Un vote historique sous tension
L'Assemblée nationale a définitivement adopté, mardi 16 décembre 2025, le projet de loi de financement de la Sécurité sociale (PLFSS) avec 247 voix pour et 232 contre. Ce scrutin, marqué par une opposition farouche de la droite et de l'extrême droite, scelle une première victoire pour le Premier ministre Sébastien Lecornu, qui doit désormais affronter le défi bien plus incertain du projet de loi de finances (PLF).
Une adoption sous haute surveillance
Bien que le texte ait été approuvé une première fois le 9 décembre, son rejet par le Sénat vendredi dernier a contraint les députés à une ultime lecture. Les socialistes, le MoDem, Ensemble pour la République et le groupe Liot ont porté l'essentiel des votes favorables, tandis que Les Républicains (LR) et Horizons ont majoritairement choisi l'abstention, une position jugée par certains comme une fuite face à leurs responsabilités.
L'extrême droite et la gauche radicale unis dans le rejet
Les députés insoumis, communistes et du Rassemblement national (RN) ont voté à l'unisson contre le texte, une coalition improbable qui révèle les fractures persistantes au sein de l'opposition. Les écologistes, eux, ont maintenu leur abstention, une posture critiquée par certains comme un manque de courage politique.
"Voter contre était un devoir", ont déclaré les députés insoumis Rodrigo Arenas et Loïc Prud'homme, soulignant leur refus de s'abstenir.

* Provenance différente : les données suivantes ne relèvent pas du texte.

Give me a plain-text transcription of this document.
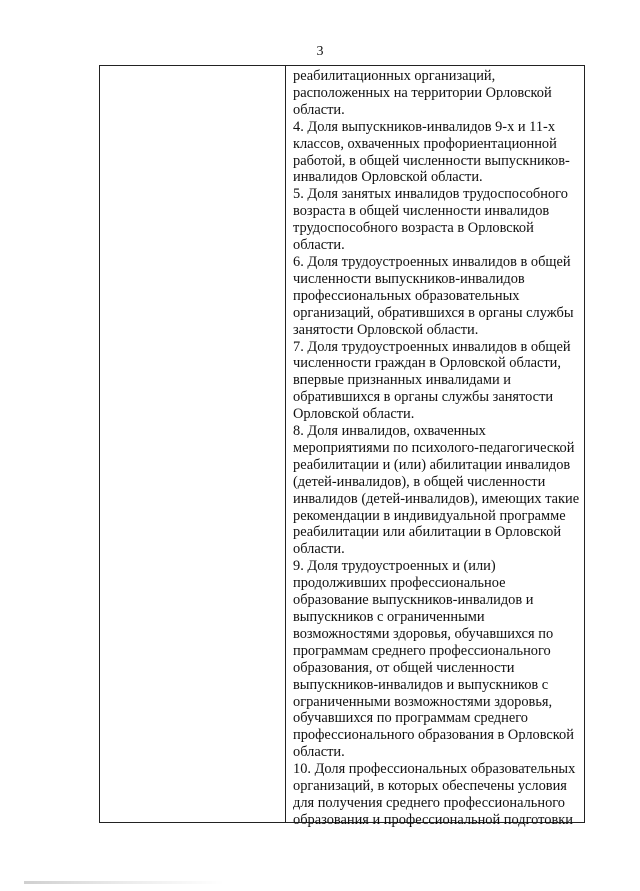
3
реабилитационных организаций,
расположенных на территории Орловской
области.
4. Доля выпускников-инвалидов 9-х и 11-х
классов, охваченных профориентационной
работой, в общей численности выпускников-
инвалидов Орловской области.
5. Доля занятых инвалидов трудоспособного
возраста в общей численности инвалидов
трудоспособного возраста в Орловской
области.
6. Доля трудоустроенных инвалидов в общей
численности выпускников-инвалидов
профессиональных образовательных
организаций, обратившихся в органы службы
занятости Орловской области.
7. Доля трудоустроенных инвалидов в общей
численности граждан в Орловской области,
впервые признанных инвалидами и
обратившихся в органы службы занятости
Орловской области.
8. Доля инвалидов, охваченных
мероприятиями по психолого-педагогической
реабилитации и (или) абилитации инвалидов
(детей-инвалидов), в общей численности
инвалидов (детей-инвалидов), имеющих такие
рекомендации в индивидуальной программе
реабилитации или абилитации в Орловской
области.
9. Доля трудоустроенных и (или)
продолживших профессиональное
образование выпускников-инвалидов и
выпускников с ограниченными
возможностями здоровья, обучавшихся по
программам среднего профессионального
образования, от общей численности
выпускников-инвалидов и выпускников с
ограниченными возможностями здоровья,
обучавшихся по программам среднего
профессионального образования в Орловской
области.
10. Доля профессиональных образовательных
организаций, в которых обеспечены условия
для получения среднего профессионального
образования и профессиональной подготовки
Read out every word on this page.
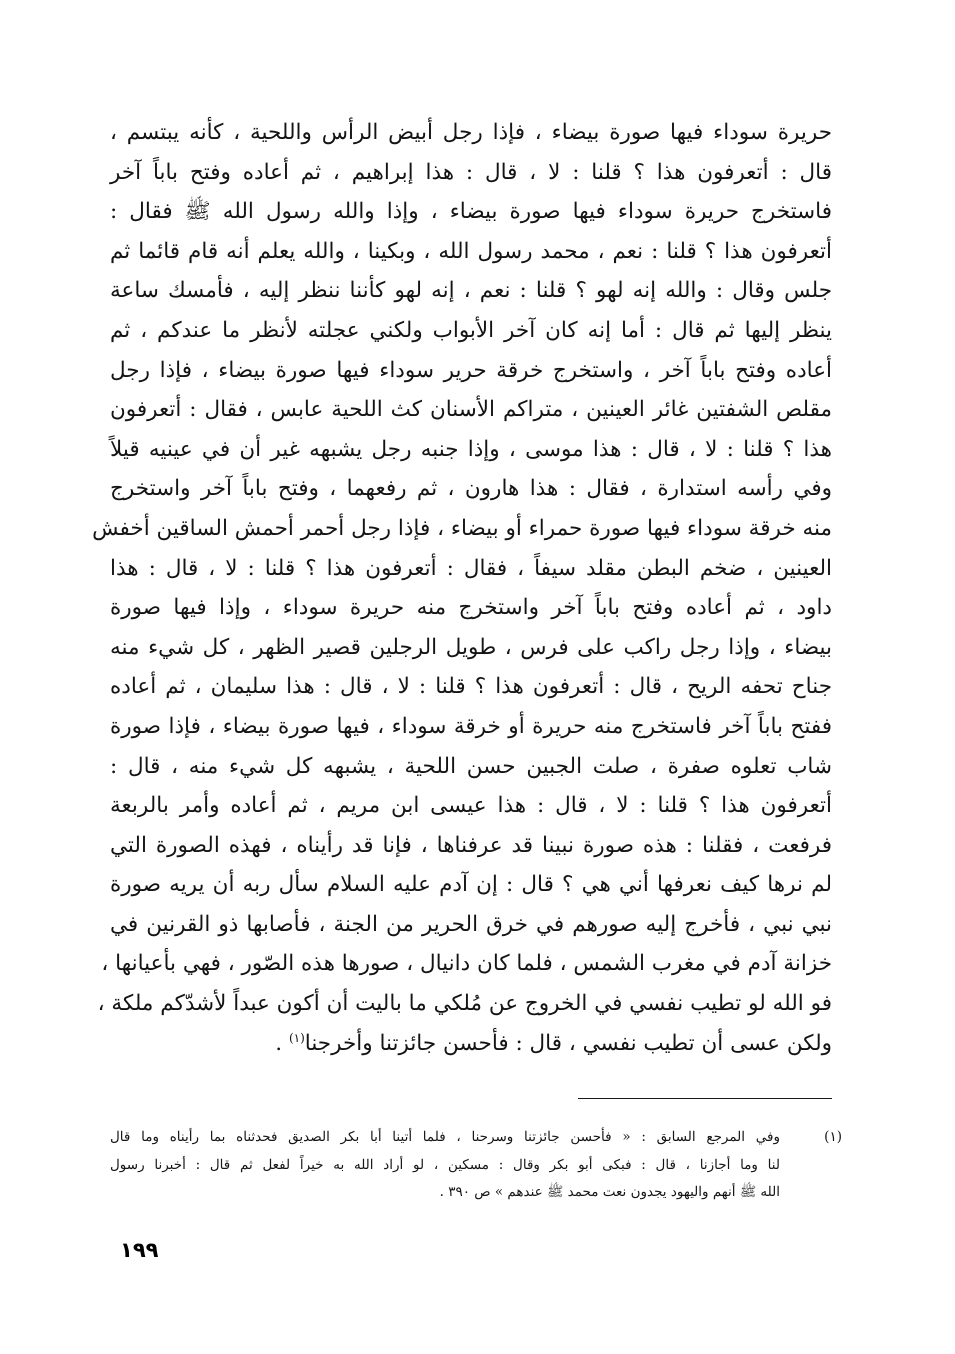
حريرة سوداء فيها صورة بيضاء ، فإذا رجل أبيض الرأس واللحية ، كأنه يبتسم ،
قال : أتعرفون هذا ؟ قلنا : لا ، قال : هذا إبراهيم ، ثم أعاده وفتح باباً آخر
فاستخرج حريرة سوداء فيها صورة بيضاء ، وإذا والله رسول الله ﷺ فقال :
أتعرفون هذا ؟ قلنا : نعم ، محمد رسول الله ، وبكينا ، والله يعلم أنه قام قائما ثم
جلس وقال : والله إنه لهو ؟ قلنا : نعم ، إنه لهو كأننا ننظر إليه ، فأمسك ساعة
ينظر إليها ثم قال : أما إنه كان آخر الأبواب ولكني عجلته لأنظر ما عندكم ، ثم
أعاده وفتح باباً آخر ، واستخرج خرقة حرير سوداء فيها صورة بيضاء ، فإذا رجل
مقلص الشفتين غائر العينين ، متراكم الأسنان كث اللحية عابس ، فقال : أتعرفون
هذا ؟ قلنا : لا ، قال : هذا موسى ، وإذا جنبه رجل يشبهه غير أن في عينيه قيلاً
وفي رأسه استدارة ، فقال : هذا هارون ، ثم رفعهما ، وفتح باباً آخر واستخرج
منه خرقة سوداء فيها صورة حمراء أو بيضاء ، فإذا رجل أحمر أحمش الساقين أخفش
العينين ، ضخم البطن مقلد سيفاً ، فقال : أتعرفون هذا ؟ قلنا : لا ، قال : هذا
داود ، ثم أعاده وفتح باباً آخر واستخرج منه حريرة سوداء ، وإذا فيها صورة
بيضاء ، وإذا رجل راكب على فرس ، طويل الرجلين قصير الظهر ، كل شيء منه
جناح تحفه الريح ، قال : أتعرفون هذا ؟ قلنا : لا ، قال : هذا سليمان ، ثم أعاده
ففتح باباً آخر فاستخرج منه حريرة أو خرقة سوداء ، فيها صورة بيضاء ، فإذا صورة
شاب تعلوه صفرة ، صلت الجبين حسن اللحية ، يشبهه كل شيء منه ، قال :
أتعرفون هذا ؟ قلنا : لا ، قال : هذا عيسى ابن مريم ، ثم أعاده وأمر بالربعة
فرفعت ، فقلنا : هذه صورة نبينا قد عرفناها ، فإنا قد رأيناه ، فهذه الصورة التي
لم نرها كيف نعرفها أني هي ؟ قال : إن آدم عليه السلام سأل ربه أن يريه صورة
نبي نبي ، فأخرج إليه صورهم في خرق الحرير من الجنة ، فأصابها ذو القرنين في
خزانة آدم في مغرب الشمس ، فلما كان دانيال ، صورها هذه الصّور ، فهي بأعيانها ،
فو الله لو تطيب نفسي في الخروج عن مُلكي ما باليت أن أكون عبداً لأشدّكم ملكة ،
ولكن عسى أن تطيب نفسي ، قال : فأحسن جائزتنا وأخرجنا$^{(١)}$ .
(١)
وفي المرجع السابق : « فأحسن جائزتنا وسرحنا ، فلما أتينا أبا بكر الصديق فحدثناه بما رأيناه وما قال
لنا وما أجازنا ، قال : فبكى أبو بكر وقال : مسكين ، لو أراد الله به خيراً لفعل ثم قال : أخبرنا رسول
الله ﷺ أنهم واليهود يجدون نعت محمد ﷺ عندهم » ص ٣٩٠ .
١٩٩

Les regards tournés vers le PLF
Alors que le PLFSS est désormais adopté, tous les regards se tournent vers le projet de loi de finances (PLF), dont l'avenir est bien plus incertain. Après un rejet massif à l'Assemblée nationale en novembre, une nouvelle version remaniée a été adoptée par le Sénat lundi. Une Commission mixte paritaire (CMP) doit désormais tenter de trouver un compromis avant que le gouvernement ne soit contraint d'utiliser une "loi spéciale" pour assurer le fonctionnement de l'État.
Cette situation rappelle les tensions récurrentes entre l'exécutif et une opposition fragmentée, incapable de proposer une alternative crédible face aux défis économiques et sociaux du pays.